September 7, 2016
TIME FLIES, AND so, unfortunately, do terrorists. This Sunday marks the 15th anniversary of 9/11, the day when 19 young men armed with box cutters took control of four crowded commercial aircraft, flying two into the twin towers of the World Trade Center and a third into the Pentagon. A fourth aircraft never reached its destination, as the alerted passengers took matters into their own hands, overpowering the terrorists and forcing a crash landing in an open field in Pennsylvania.
Sept. 11, 2001, was unique in the sense of its scale; otherwise it was anything but. Terrorism has become commonplace. Over the last decade, there have been, on average, more than 10,000 terrorist attacks per year, causing an average of more than 15,000 deaths per year.
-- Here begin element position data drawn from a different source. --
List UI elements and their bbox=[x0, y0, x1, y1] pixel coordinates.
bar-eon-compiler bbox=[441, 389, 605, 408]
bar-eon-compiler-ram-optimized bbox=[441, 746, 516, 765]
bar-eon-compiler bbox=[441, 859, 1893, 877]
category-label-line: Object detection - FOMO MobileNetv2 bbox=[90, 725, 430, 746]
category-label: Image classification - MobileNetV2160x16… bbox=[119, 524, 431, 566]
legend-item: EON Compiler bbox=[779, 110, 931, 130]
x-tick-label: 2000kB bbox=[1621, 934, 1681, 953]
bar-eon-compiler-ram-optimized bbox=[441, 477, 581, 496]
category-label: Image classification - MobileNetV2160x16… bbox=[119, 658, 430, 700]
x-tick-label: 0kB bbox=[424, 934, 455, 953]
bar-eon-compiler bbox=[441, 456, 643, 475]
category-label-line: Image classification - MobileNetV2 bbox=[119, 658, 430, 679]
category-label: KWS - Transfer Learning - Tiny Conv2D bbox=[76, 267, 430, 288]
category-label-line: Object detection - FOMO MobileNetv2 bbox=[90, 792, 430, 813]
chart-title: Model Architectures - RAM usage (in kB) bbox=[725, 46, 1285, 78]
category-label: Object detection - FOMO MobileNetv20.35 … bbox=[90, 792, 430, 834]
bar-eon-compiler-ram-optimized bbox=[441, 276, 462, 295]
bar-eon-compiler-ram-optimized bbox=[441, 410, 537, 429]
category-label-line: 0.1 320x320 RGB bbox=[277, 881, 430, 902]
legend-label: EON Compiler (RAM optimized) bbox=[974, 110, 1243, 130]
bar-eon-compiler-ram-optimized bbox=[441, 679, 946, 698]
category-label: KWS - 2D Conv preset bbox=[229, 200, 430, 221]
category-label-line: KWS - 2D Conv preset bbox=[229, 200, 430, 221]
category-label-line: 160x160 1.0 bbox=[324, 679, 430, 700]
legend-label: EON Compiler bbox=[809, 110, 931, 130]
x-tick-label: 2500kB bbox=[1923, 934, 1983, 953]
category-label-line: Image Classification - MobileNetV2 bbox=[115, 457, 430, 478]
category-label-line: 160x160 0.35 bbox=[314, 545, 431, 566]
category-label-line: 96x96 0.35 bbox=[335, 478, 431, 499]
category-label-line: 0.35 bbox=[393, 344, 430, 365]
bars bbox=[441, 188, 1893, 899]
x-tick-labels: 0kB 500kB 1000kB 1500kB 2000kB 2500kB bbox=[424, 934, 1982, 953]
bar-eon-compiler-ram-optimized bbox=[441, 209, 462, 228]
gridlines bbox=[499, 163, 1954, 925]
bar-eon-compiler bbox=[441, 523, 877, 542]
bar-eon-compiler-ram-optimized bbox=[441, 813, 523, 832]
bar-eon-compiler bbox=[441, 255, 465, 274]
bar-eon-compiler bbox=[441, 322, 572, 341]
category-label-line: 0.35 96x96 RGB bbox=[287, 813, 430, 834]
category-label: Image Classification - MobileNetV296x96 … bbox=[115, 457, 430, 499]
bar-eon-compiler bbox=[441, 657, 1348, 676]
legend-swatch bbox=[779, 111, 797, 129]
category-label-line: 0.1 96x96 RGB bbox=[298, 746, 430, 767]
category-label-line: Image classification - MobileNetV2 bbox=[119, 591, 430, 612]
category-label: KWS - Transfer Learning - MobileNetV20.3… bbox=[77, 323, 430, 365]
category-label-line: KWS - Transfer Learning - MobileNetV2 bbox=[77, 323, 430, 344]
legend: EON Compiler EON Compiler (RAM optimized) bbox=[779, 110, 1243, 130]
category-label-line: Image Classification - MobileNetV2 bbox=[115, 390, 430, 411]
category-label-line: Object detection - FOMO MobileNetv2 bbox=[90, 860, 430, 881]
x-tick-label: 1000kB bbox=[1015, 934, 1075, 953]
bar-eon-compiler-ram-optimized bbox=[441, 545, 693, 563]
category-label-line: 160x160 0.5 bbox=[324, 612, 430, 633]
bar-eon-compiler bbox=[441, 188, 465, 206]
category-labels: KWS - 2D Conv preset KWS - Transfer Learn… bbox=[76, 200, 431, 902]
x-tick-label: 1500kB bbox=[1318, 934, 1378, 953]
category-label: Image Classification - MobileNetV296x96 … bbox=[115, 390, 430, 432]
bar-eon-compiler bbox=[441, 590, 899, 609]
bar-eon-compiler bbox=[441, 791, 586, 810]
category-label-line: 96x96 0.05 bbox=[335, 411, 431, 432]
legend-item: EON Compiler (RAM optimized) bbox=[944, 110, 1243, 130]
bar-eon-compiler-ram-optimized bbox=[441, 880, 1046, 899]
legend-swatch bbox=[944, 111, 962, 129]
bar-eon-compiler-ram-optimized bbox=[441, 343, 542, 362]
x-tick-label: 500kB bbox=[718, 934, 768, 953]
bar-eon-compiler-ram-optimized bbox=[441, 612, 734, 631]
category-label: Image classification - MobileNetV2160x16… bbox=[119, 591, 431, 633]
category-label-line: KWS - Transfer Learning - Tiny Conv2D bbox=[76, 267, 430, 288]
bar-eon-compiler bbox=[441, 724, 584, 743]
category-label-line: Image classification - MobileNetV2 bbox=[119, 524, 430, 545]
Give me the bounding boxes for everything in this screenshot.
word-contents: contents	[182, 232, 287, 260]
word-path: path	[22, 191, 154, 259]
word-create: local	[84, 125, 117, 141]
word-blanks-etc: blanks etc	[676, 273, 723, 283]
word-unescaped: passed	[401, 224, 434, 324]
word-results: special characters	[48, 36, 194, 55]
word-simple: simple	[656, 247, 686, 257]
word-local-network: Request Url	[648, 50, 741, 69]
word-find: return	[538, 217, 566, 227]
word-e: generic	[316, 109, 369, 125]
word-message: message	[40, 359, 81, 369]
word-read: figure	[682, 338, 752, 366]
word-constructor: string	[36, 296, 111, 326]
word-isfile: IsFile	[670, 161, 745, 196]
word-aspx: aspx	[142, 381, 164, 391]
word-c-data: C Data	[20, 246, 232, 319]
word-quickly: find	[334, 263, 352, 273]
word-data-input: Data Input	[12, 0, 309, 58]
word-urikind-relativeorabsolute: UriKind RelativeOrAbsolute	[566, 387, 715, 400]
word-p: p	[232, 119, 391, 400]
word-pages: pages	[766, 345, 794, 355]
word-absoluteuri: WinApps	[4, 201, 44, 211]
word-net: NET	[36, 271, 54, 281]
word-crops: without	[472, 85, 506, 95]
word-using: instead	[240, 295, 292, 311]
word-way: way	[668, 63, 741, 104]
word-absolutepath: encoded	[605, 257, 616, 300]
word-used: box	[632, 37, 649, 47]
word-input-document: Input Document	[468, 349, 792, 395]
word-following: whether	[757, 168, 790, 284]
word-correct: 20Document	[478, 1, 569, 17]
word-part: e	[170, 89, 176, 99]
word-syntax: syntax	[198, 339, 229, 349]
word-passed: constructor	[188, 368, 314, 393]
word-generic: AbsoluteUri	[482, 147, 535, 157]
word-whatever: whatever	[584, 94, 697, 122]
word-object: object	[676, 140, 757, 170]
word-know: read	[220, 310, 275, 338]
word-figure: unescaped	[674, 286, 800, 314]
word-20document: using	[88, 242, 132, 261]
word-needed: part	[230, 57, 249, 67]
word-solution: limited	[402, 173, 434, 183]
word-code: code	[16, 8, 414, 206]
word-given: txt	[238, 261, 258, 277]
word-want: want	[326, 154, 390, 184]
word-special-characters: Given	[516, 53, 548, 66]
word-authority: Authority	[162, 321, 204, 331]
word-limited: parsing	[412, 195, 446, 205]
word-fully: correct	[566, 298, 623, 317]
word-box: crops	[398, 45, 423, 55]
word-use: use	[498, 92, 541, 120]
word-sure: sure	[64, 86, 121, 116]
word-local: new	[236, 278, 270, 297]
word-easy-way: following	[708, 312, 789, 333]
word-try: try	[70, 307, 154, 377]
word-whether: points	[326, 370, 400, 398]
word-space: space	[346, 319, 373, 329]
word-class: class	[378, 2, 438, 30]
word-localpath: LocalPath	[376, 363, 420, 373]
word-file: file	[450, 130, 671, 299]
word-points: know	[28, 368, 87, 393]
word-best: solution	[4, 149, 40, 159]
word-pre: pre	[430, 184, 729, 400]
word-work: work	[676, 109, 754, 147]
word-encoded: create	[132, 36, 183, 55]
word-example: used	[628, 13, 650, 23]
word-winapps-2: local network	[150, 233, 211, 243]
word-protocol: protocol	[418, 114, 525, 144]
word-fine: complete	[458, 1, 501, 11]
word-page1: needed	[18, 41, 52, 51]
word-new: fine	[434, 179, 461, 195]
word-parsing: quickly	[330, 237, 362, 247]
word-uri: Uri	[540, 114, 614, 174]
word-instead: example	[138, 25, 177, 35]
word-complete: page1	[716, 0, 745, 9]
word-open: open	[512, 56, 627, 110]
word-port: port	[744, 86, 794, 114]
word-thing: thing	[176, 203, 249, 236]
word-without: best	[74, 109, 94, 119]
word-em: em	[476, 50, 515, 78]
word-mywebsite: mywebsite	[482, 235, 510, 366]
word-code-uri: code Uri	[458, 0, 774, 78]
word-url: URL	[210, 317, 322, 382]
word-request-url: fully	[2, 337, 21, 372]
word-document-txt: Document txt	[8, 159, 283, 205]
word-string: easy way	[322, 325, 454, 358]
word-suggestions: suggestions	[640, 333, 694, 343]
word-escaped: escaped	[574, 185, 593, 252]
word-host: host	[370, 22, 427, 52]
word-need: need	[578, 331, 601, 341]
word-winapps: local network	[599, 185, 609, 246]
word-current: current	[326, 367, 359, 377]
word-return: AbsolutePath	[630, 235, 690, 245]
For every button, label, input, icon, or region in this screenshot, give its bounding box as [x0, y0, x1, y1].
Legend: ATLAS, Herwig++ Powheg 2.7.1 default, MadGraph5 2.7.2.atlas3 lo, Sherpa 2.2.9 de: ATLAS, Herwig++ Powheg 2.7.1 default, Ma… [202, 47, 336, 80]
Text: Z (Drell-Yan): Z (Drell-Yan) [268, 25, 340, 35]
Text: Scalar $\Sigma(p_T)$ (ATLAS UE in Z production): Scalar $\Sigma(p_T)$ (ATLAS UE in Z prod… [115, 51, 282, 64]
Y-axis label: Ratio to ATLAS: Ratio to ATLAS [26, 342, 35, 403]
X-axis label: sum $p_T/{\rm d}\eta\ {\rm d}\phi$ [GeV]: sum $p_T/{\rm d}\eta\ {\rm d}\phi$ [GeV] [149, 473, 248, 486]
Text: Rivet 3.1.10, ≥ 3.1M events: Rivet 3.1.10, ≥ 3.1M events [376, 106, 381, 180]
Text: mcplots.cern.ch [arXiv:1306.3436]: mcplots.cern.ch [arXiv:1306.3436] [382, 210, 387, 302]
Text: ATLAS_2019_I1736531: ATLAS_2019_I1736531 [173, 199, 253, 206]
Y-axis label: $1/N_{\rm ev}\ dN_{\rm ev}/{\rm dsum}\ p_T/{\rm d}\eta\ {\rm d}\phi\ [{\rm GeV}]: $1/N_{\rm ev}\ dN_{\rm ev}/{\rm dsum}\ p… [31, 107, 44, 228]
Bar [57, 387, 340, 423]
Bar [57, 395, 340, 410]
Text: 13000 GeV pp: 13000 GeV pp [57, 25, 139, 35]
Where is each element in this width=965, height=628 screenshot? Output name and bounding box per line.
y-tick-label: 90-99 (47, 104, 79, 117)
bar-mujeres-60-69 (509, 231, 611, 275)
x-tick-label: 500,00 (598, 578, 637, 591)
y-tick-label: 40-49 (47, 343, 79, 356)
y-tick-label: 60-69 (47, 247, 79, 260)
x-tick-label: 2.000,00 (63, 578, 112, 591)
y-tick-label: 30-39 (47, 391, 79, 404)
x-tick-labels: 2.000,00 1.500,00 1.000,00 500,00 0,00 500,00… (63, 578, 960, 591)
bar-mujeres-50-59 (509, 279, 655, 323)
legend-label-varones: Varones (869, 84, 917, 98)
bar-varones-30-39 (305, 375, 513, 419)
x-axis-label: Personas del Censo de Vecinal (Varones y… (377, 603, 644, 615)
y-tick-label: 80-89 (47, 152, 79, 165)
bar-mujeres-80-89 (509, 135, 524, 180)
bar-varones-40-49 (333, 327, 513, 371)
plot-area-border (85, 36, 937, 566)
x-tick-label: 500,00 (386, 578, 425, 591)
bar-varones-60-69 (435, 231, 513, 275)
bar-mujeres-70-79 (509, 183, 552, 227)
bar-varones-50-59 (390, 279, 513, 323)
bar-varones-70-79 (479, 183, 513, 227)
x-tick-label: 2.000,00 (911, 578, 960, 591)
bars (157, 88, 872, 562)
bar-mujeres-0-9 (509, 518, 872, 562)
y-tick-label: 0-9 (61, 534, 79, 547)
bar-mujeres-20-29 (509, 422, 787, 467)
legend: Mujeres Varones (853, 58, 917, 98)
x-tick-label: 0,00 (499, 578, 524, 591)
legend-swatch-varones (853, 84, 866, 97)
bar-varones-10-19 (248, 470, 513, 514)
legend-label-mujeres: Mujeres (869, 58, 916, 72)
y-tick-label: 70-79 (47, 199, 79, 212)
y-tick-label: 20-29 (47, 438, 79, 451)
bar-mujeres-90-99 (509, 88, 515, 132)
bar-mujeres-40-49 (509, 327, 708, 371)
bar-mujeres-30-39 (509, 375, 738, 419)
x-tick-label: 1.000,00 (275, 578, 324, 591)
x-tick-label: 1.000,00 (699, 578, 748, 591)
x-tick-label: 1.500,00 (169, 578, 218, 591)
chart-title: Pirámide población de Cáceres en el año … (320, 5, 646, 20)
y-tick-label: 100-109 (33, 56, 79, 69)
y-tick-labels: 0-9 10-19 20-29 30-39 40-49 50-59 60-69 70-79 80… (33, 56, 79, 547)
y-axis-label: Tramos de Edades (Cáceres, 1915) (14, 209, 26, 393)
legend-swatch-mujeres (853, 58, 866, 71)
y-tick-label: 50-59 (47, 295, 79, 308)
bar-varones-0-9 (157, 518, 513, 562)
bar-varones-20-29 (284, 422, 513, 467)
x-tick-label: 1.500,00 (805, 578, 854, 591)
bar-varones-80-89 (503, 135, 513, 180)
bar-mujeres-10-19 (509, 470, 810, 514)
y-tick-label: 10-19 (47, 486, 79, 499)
Most of these have been in the Greater Middle East, both the biggest source and the most common venue of terrorism.
Relatively little of this terrorism has involved Americans. Over this same decade, there have been fewer than 15 terrorist attacks a year in the United States. An average of five Americans per year have died on US soil and approximately 20 per year have lost their lives worldwide.
It is in part for this reason that Vice President Joe Biden recently argued that it is important not to lose perspective. “Terrorism can cause real problems. It can undermine confidence. It can kill relatively large numbers of people. But terrorism is not an existential threat.”
Biden went on to list some of the threats he judged to be existential, including Russia, China, North Korea, Pakistan, and the danger of “loose nukes,” meaning nuclear weapons that one way or another come into the hands of terrorists.